Most people believe what they believe (negative) for a reason -- usually ignorance or negative influences, but maybe hurt. Especially for ignorance, it is easy to pick on other groups when your echo chamber doesn't contain people from those groups. But when someone from that other group materializes to you, becomes a living person who you have to deal with, that's when the real decision is made. Now realizing I boiled a whole person down to one aspect of their life, am I going to become a toxic person and cling to dehumanizing you into a single aspect? Or am I going to grow past it?

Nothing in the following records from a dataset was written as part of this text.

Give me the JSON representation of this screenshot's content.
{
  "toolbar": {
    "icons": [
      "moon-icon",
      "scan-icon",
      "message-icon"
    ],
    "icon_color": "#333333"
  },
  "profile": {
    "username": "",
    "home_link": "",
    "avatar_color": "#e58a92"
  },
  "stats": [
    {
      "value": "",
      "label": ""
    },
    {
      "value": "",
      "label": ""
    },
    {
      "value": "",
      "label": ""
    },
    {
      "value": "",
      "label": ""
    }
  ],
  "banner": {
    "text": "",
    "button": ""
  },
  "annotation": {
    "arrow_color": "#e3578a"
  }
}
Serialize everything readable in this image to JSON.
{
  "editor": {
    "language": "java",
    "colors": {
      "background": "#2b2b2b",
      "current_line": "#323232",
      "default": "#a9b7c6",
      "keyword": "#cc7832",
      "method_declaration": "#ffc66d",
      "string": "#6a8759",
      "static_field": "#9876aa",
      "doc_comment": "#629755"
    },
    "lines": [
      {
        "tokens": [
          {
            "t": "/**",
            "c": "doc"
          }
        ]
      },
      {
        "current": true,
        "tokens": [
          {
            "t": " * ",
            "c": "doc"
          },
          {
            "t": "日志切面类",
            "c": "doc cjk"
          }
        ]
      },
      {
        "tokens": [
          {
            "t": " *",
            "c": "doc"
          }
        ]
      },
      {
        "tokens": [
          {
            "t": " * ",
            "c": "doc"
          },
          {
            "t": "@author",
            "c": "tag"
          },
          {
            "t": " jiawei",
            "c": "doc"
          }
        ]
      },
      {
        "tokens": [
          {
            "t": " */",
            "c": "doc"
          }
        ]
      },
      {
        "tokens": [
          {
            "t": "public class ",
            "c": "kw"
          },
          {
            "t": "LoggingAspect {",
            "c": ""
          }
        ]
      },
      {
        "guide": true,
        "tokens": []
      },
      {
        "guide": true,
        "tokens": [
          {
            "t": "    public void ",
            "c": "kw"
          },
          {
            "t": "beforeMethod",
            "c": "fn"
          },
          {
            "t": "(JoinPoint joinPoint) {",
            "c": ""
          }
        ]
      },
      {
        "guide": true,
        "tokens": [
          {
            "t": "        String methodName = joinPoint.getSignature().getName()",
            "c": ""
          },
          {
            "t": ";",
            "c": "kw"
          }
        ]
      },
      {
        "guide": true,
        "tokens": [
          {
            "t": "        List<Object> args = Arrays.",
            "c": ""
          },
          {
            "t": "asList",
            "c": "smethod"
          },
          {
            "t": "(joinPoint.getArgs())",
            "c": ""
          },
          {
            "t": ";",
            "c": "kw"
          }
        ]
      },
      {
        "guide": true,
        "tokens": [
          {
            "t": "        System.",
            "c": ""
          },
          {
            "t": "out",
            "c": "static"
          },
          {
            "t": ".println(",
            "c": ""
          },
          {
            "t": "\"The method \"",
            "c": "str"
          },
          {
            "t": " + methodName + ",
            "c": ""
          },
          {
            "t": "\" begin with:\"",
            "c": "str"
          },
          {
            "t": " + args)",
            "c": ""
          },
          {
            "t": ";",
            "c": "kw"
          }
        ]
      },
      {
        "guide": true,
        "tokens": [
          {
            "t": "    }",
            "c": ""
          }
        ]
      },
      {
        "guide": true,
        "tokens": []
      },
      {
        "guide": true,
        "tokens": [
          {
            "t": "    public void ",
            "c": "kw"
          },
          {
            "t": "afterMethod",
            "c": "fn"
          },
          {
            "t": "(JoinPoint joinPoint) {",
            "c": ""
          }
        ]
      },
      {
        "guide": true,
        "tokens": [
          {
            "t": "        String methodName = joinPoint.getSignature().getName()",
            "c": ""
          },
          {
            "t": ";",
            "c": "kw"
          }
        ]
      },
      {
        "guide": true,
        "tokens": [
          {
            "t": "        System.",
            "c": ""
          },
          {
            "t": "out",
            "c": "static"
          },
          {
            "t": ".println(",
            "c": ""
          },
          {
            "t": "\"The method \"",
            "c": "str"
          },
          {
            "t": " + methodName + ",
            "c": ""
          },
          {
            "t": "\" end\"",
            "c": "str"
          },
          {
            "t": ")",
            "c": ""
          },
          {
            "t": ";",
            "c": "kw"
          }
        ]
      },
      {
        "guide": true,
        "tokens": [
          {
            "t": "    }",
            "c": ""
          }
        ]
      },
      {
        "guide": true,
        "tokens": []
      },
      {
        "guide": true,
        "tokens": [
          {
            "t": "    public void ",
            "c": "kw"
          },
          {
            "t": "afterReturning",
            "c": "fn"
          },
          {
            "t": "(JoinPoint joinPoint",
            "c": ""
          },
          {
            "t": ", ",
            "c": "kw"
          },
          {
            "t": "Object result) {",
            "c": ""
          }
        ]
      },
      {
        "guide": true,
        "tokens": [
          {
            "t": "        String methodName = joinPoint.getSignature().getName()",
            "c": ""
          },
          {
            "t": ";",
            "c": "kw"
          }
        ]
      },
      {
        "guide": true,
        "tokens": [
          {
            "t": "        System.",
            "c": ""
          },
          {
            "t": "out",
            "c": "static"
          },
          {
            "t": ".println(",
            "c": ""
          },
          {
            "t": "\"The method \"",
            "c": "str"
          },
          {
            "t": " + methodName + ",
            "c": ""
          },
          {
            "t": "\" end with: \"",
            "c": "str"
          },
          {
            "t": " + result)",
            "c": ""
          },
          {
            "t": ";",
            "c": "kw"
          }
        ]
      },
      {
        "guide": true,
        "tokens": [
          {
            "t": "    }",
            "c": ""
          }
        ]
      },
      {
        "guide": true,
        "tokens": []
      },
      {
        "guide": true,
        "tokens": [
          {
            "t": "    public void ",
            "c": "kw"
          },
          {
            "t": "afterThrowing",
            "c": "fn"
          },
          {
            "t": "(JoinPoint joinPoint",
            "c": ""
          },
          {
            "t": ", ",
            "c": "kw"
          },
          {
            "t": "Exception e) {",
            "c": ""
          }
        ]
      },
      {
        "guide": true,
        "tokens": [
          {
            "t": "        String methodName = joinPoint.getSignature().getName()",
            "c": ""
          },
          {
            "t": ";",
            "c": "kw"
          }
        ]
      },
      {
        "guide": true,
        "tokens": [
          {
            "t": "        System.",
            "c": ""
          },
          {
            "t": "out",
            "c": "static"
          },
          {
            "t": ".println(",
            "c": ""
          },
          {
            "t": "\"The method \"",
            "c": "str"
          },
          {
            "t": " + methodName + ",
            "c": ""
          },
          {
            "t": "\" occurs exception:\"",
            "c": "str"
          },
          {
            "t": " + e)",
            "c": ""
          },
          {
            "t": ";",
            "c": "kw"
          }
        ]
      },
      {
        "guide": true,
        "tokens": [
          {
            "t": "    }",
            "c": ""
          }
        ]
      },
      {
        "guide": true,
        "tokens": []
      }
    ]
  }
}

To your question. If it were me, I would ignore them and not get involved in their personal life. Keep it professional. If their bias is against you and you are stuck interacting with them in person, the most impactful thing you can do is expose your humanness. They see you love your kids just as much as they love their kids. Or you like that same show that they like. Or whatever. Seeing you as human strikes at the core of such beliefs. I think most people are not a bad sort and can grow past it. But a rare few will intensify the toxicity because growing is too hard for them (maybe brain chemistry or belief is co-mingled with identity so changing it is like dying). It is not worth being around a persistently toxic person. Transfer or change jobs if necessary.

I also think it is a trap to believe yourself better than such a person mentioned in your post. You might be in some ways, but we each have our own biases and preconceived notions. It's one of the ways our brain deals with vastly different cultures which we don't understand. We lack enough information, so we substitute with quick generalizations (often from other people in our social sphere). But when we have better information, our simplistic model can be replaced with the richer one. It can be a tough process, especially so for some.